| |
Vertalingen en herdrukken.
Een eigen haard weegt tegen goud op.
H. de Veer, Trou-ringh voor het jonge Holland. 3de druk. Leiden, van Doesburgh, 1876.
Er worden steeds minder huwelijken gesloten, zegt men. Knappe jongelui komen er rond voor uit, zonder blikken of blozen, dat zij geen plan hebben om te trouwen, dat een huisgezin een weeldeartikel is dat hun te duur toeschijnt. De lomperds, zij stellen er zelfs eene eer in dat zij zoo wijs zijn. En de jonge dames
| |
| |
doen of 't haar niet aangaat, al zuchten zij er in haar kamer wel eens diep over, dat het geld tegenwoordig zoo duur is; zij gaan nochtans als ziende blinden voort zichzelven steeds kostbaarder te maken; dat wil zeggen, kostbaar als parelen en robijnen, niet kostbaar als die de waarde van robijnen te boven gaan.
Zoonlief wordt door mama zelf gewaarschuwd tegen een huwelijk zonder bruidschat; en 's jongens trots komt tegen een huwelijk met geld op en vooral zijn eerlijkheid veracht een huwelijk om 't geld. In die omstandigheden meent hij zichzelf een certificaat van braafheid toe te kennen als hij besluit niet te trouwen. En de bezorgde moeder heeft de voldoening, dat haar zoon uit zuinigheid zich van 't natuurlijkste levensgenot onthoudt en zijn gansche inkomen verteert aan manilla-sigaren, chique clubs, fijne soupeetjes, enz.
‘Mijn dochter moet een mooi, bevallig meisje worden’, peinst mama, ‘dan zal zij een goed huwelijk doen. Zij moet op de deftigste school gaan, opdat zij vooral onder goede kringen haar vriendinnetjes vindt; zij moet ook piano leeren spelen, zeker, en niet minder gekleed gaan dan die rijke freules. Maar al die malle kuren over examens doen of eigen brood verdienen moeten we ver van haar houden. 't Is niet fatsoenlijk als een meisje over onafhankelijkheid praat; zacht en bevallig en een beetje coquet, dat vinden de heeren aardiger; en een goed huwelijk is toch de bestemming van het meisje.’
En zoo zitten dan tal van dochters van verscheidene zoodanige mama's te wachten, haar tijd in dure ijdelheden zoek brengende, terwijl tal van broers zich 't leven gemakkelijk maken buiten 't huisgezin om. En van dezen onnatuurlijken toestand krijgen ten slotte de tijdsomstandigheden de schuld. Maar wie zijn het die de tijdsomstandigheden maken; zijn dat niet de menschen zelf?

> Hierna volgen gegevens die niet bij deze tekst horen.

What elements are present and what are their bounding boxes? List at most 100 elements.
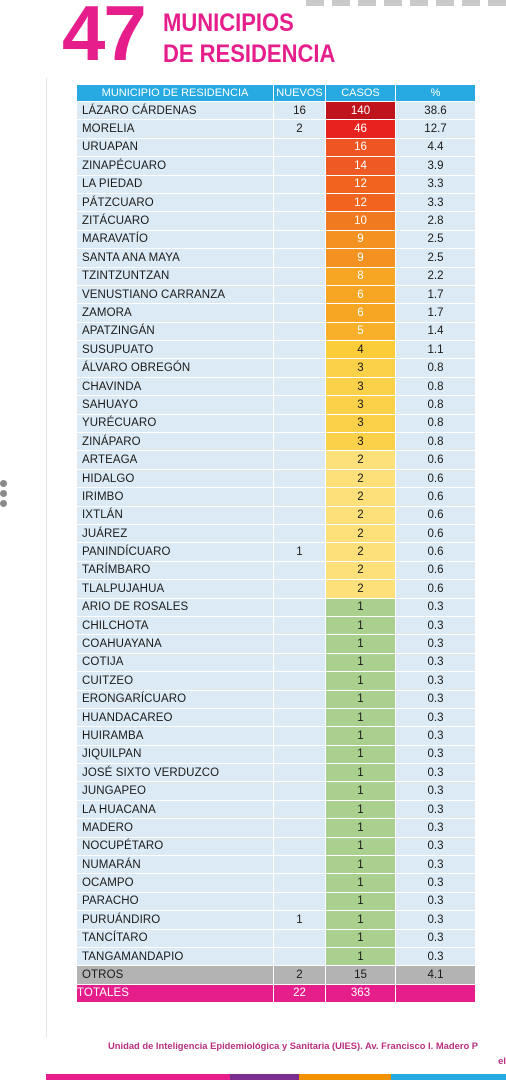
nuevos-cell — [274, 451, 326, 469]
footer-source-cont: el — [498, 1055, 506, 1066]
table-row: OCAMPO 1 0.3 — [77, 874, 476, 892]
municipio-cell: ZINÁPARO — [77, 433, 274, 451]
casos-cell: 1 — [326, 635, 396, 653]
pct-cell: 1.7 — [396, 285, 476, 304]
casos-cell: 3 — [326, 377, 396, 396]
nuevos-cell — [274, 837, 326, 856]
table-row: ÁLVARO OBREGÓN 3 0.8 — [77, 359, 476, 377]
table-row: ARTEAGA 2 0.6 — [77, 451, 476, 469]
casos-cell: 2 — [326, 543, 396, 561]
municipio-cell: PANINDÍCUARO — [77, 543, 274, 561]
nuevos-cell: 2 — [274, 120, 326, 138]
casos-cell: 2 — [326, 451, 396, 469]
table-row: NOCUPÉTARO 1 0.3 — [77, 837, 476, 856]
pct-cell: 0.3 — [396, 782, 476, 800]
table-row: PÁTZCUARO 12 3.3 — [77, 193, 476, 212]
casos-cell: 1 — [326, 727, 396, 745]
nuevos-cell — [274, 929, 326, 947]
otros-row: OTROS 2 15 4.1 — [77, 966, 476, 984]
nuevos-cell — [274, 856, 326, 874]
nuevos-cell — [274, 377, 326, 396]
municipio-cell: ARIO DE ROSALES — [77, 598, 274, 616]
nuevos-cell — [274, 947, 326, 966]
nuevos-cell — [274, 764, 326, 782]
table-row: APATZINGÁN 5 1.4 — [77, 322, 476, 341]
casos-cell: 2 — [326, 561, 396, 580]
casos-cell: 1 — [326, 653, 396, 672]
otros-pct: 4.1 — [396, 966, 476, 984]
pct-cell: 0.6 — [396, 488, 476, 506]
casos-cell: 3 — [326, 414, 396, 433]
casos-cell: 3 — [326, 433, 396, 451]
municipio-cell: LA HUACANA — [77, 800, 274, 819]
municipio-cell: ZINAPÉCUARO — [77, 157, 274, 175]
nuevos-cell: 1 — [274, 911, 326, 929]
nuevos-cell — [274, 616, 326, 635]
more-dots-icon[interactable] — [0, 480, 8, 510]
nuevos-cell — [274, 469, 326, 488]
col-header-pct: % — [396, 85, 476, 101]
pct-cell: 0.8 — [396, 377, 476, 396]
pct-cell: 0.3 — [396, 856, 476, 874]
municipio-cell: PÁTZCUARO — [77, 193, 274, 212]
municipio-cell: PURUÁNDIRO — [77, 911, 274, 929]
pct-cell: 0.8 — [396, 359, 476, 377]
pct-cell: 0.6 — [396, 580, 476, 598]
table-row: VENUSTIANO CARRANZA 6 1.7 — [77, 285, 476, 304]
nuevos-cell — [274, 561, 326, 580]
pct-cell: 0.3 — [396, 837, 476, 856]
casos-cell: 5 — [326, 322, 396, 341]
pct-cell: 0.3 — [396, 690, 476, 708]
nuevos-cell — [274, 267, 326, 285]
casos-cell: 8 — [326, 267, 396, 285]
municipio-cell: PARACHO — [77, 892, 274, 911]
municipio-cell: ZAMORA — [77, 304, 274, 322]
table-row: PANINDÍCUARO 1 2 0.6 — [77, 543, 476, 561]
municipio-cell: MARAVATÍO — [77, 230, 274, 249]
title-line-1: MUNICIPIOS — [163, 9, 294, 37]
table-row: JOSÉ SIXTO VERDUZCO 1 0.3 — [77, 764, 476, 782]
totales-casos: 363 — [326, 984, 396, 1003]
municipio-cell: HIDALGO — [77, 469, 274, 488]
municipio-cell: YURÉCUARO — [77, 414, 274, 433]
municipio-cell: LÁZARO CÁRDENAS — [77, 102, 274, 120]
pct-cell: 0.3 — [396, 745, 476, 764]
nuevos-cell — [274, 322, 326, 341]
nuevos-cell — [274, 341, 326, 359]
table-row: PARACHO 1 0.3 — [77, 892, 476, 911]
municipio-cell: SAHUAYO — [77, 396, 274, 414]
top-decoration — [306, 0, 506, 6]
municipio-cell: OCAMPO — [77, 874, 274, 892]
municipio-cell: HUANDACAREO — [77, 708, 274, 727]
nuevos-cell — [274, 874, 326, 892]
table-row: PURUÁNDIRO 1 1 0.3 — [77, 911, 476, 929]
col-header-municipio: MUNICIPIO DE RESIDENCIA — [77, 85, 274, 101]
bottom-color-bar — [46, 1074, 506, 1080]
table-row: ZITÁCUARO 10 2.8 — [77, 212, 476, 230]
pct-cell: 0.3 — [396, 635, 476, 653]
casos-cell: 6 — [326, 285, 396, 304]
casos-cell: 1 — [326, 598, 396, 616]
pct-cell: 2.8 — [396, 212, 476, 230]
nuevos-cell — [274, 175, 326, 193]
pct-cell: 0.3 — [396, 653, 476, 672]
casos-cell: 1 — [326, 837, 396, 856]
municipio-cell: COAHUAYANA — [77, 635, 274, 653]
table-row: TLALPUJAHUA 2 0.6 — [77, 580, 476, 598]
municipio-cell: CUITZEO — [77, 672, 274, 690]
table-row: MARAVATÍO 9 2.5 — [77, 230, 476, 249]
table-row: COAHUAYANA 1 0.3 — [77, 635, 476, 653]
casos-cell: 2 — [326, 469, 396, 488]
municipio-cell: VENUSTIANO CARRANZA — [77, 285, 274, 304]
totales-pct — [396, 984, 476, 1003]
pct-cell: 0.3 — [396, 929, 476, 947]
pct-cell: 0.3 — [396, 947, 476, 966]
table-row: HUIRAMBA 1 0.3 — [77, 727, 476, 745]
table-row: LÁZARO CÁRDENAS 16 140 38.6 — [77, 102, 476, 120]
table-row: JIQUILPAN 1 0.3 — [77, 745, 476, 764]
table-row: ZAMORA 6 1.7 — [77, 304, 476, 322]
casos-cell: 1 — [326, 892, 396, 911]
pct-cell: 1.4 — [396, 322, 476, 341]
otros-casos: 15 — [326, 966, 396, 984]
casos-cell: 16 — [326, 138, 396, 157]
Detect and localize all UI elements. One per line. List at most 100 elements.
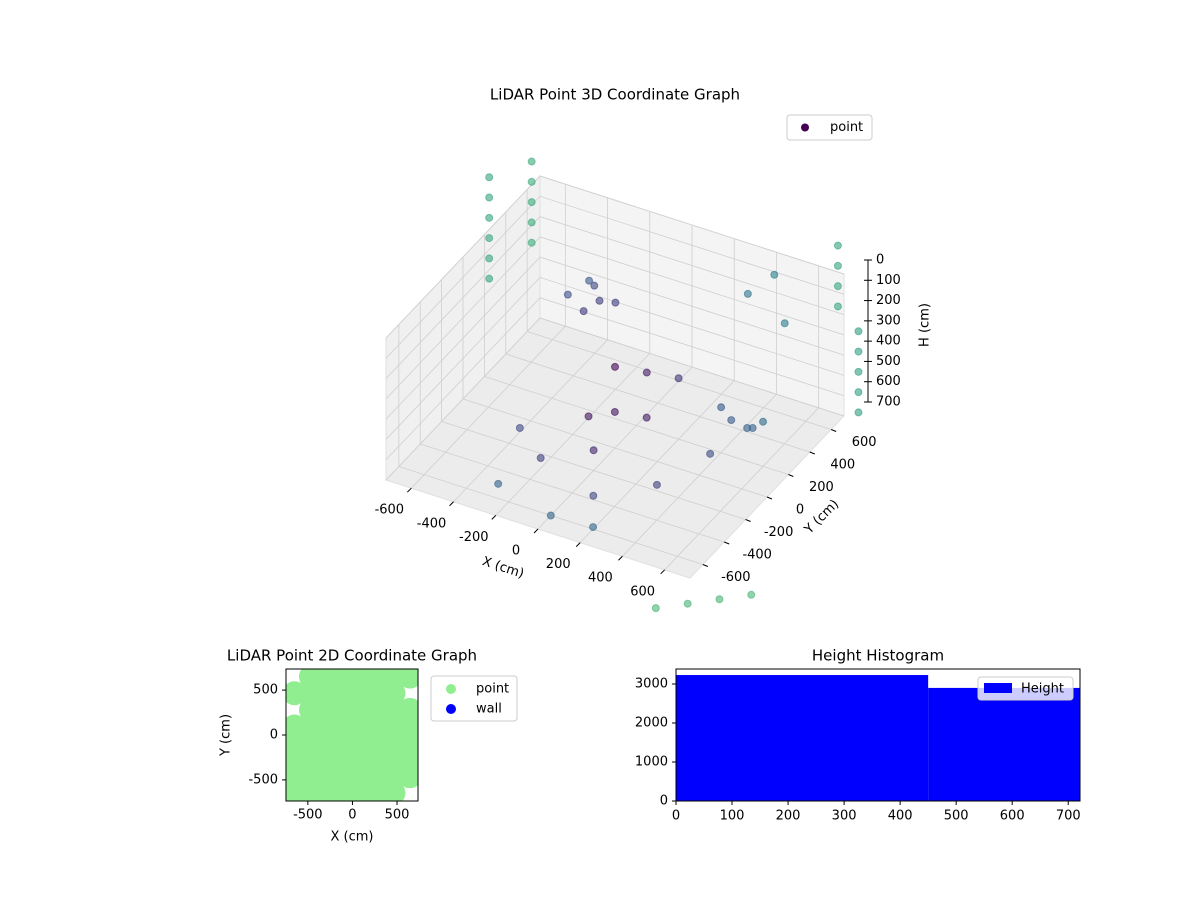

't Is waar, men kan er persoonlijk niet aan veranderen dat het geld zoo in waarde gedaald is; maar wel kan men 't persoonlijk helpen als jongelui, wier ouders op kleinen voet met één meid begonnen, hun huishouding op zeer deftigen voet met salon en logeerkamers en met twee dienstboden opzetten, welk getal bij den eersten kinderkreet nog vermeerderd wordt. Wél kunnen de kleinzonen van de grootvaders, die zich aan pijpen en bier te goed deden, 't helper, dat zij nu verslaafd zijn aan champagne, easy-chairs en fijne sigaren. Wél kan de afstammeling van eene eerlijke bakkers- of smidsfamilie 't helpen, dat hij zich nu te hoog verheven acht om een winstgevend ambacht uit te oefenen. Wél kunnen jonge heeren en dames het helpen, dat zij allen als grootelui willen gekleed gaan en genieten, en voor rijk willen aangezien worden.
En zij weten niet, de armen, wat zij voor die hersenschim wel opofferen.
Die algemeene jachtpartij naar hooger stand en chique beschouwt men wel eens als een natuurlijk gevolg van de meerdere algemeenheid der beschaving en de groote uitbreiding van het internationaal verkeer. Zeker is 't dat hem die reist - en dat doet of heet te doen bijkans iedereen - overal 't blinkende eerst en meest in 't oog valt, waardoor hij licht op de gedachte komt, dat alles en iedereen op de wereld blinkend leeft en hij derhalve ook wel mee moet doen. De talrijke romans, waarin wij zoo nabij gebracht worden tot schatrijke en spleenzieke lords en ladies, maken ons mede gemeenzaam met allerlei vormen van weelde; en al zou men somtijds meenen, dat die schetsen juist afkeerig moesten maken van die akelige, doodsche grootheid, het groote publiek schijnt er maar al te zeer door aangetrokken.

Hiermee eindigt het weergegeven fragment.